The Queensland Resources Council (QRC) has called for the upcoming state government budget to support the resources industry with more competitive settings and fairer coal royalties to offset global competition.
The QRC said its pre-budget submission recommendations have been set out to enable the future prosperity of the state while ensuring resource investment can get “flowing again” to provide stability for the local economy.
Key recommendations include support for exploration with funding and grants that unlock development of traditional resources and critical minerals required for energy security and the transition to greener operations.
In addition, the QRC has called for an expansion of funding to upskill the current workforce and help towards decarbonisation efforts, as well as a commitment to revisit coal royalty rates and publish an annual regional royalty expenditure statement.

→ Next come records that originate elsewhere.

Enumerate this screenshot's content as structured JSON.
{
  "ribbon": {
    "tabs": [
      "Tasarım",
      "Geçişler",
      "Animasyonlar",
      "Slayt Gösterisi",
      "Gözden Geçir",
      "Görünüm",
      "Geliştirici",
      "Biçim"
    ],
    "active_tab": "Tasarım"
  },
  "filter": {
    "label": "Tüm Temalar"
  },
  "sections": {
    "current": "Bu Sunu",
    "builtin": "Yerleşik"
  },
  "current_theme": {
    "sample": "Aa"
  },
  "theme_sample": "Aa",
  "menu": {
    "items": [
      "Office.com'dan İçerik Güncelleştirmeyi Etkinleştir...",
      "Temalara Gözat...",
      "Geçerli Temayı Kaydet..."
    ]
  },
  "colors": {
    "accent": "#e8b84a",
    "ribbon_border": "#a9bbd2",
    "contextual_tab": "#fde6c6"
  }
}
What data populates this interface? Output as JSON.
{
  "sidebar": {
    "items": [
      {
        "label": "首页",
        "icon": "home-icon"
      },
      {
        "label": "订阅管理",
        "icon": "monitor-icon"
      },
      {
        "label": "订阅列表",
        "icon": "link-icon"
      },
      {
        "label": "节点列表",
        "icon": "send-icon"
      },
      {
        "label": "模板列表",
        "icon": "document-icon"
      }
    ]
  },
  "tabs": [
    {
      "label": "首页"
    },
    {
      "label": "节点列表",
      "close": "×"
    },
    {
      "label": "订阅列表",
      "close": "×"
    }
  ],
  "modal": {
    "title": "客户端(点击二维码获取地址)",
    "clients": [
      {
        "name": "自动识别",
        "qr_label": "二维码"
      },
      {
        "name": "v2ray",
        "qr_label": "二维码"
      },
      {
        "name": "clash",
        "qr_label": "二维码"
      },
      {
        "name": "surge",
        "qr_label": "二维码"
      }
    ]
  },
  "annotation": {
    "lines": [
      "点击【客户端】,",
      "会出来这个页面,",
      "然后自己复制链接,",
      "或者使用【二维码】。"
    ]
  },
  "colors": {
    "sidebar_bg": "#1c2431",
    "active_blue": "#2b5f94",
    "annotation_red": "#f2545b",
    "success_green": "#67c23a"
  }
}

“The regions who generate all the royalties from resources produced in their communities, need a fairer share for their own hospitals, roads and public amenities as well as common user infrastructure like power and rail,” QRC chief executive officer Janette Hewson said.
Recommendations are made against a backdrop of what the QRC describes as economic headwinds with increased global competition, rising business costs, changing regulations and skilled labour shortages.
“Resources are still the powerhouse of this state, supporting one in every five Queensland jobs and resources companies spending $35.8 billion with 17,600 business and supporting 1733 community organisations,” Hewson said.
“If we want that level of returns to Queensland to continue long-term, we seek the government’s support to respond to changing market and global conditions.”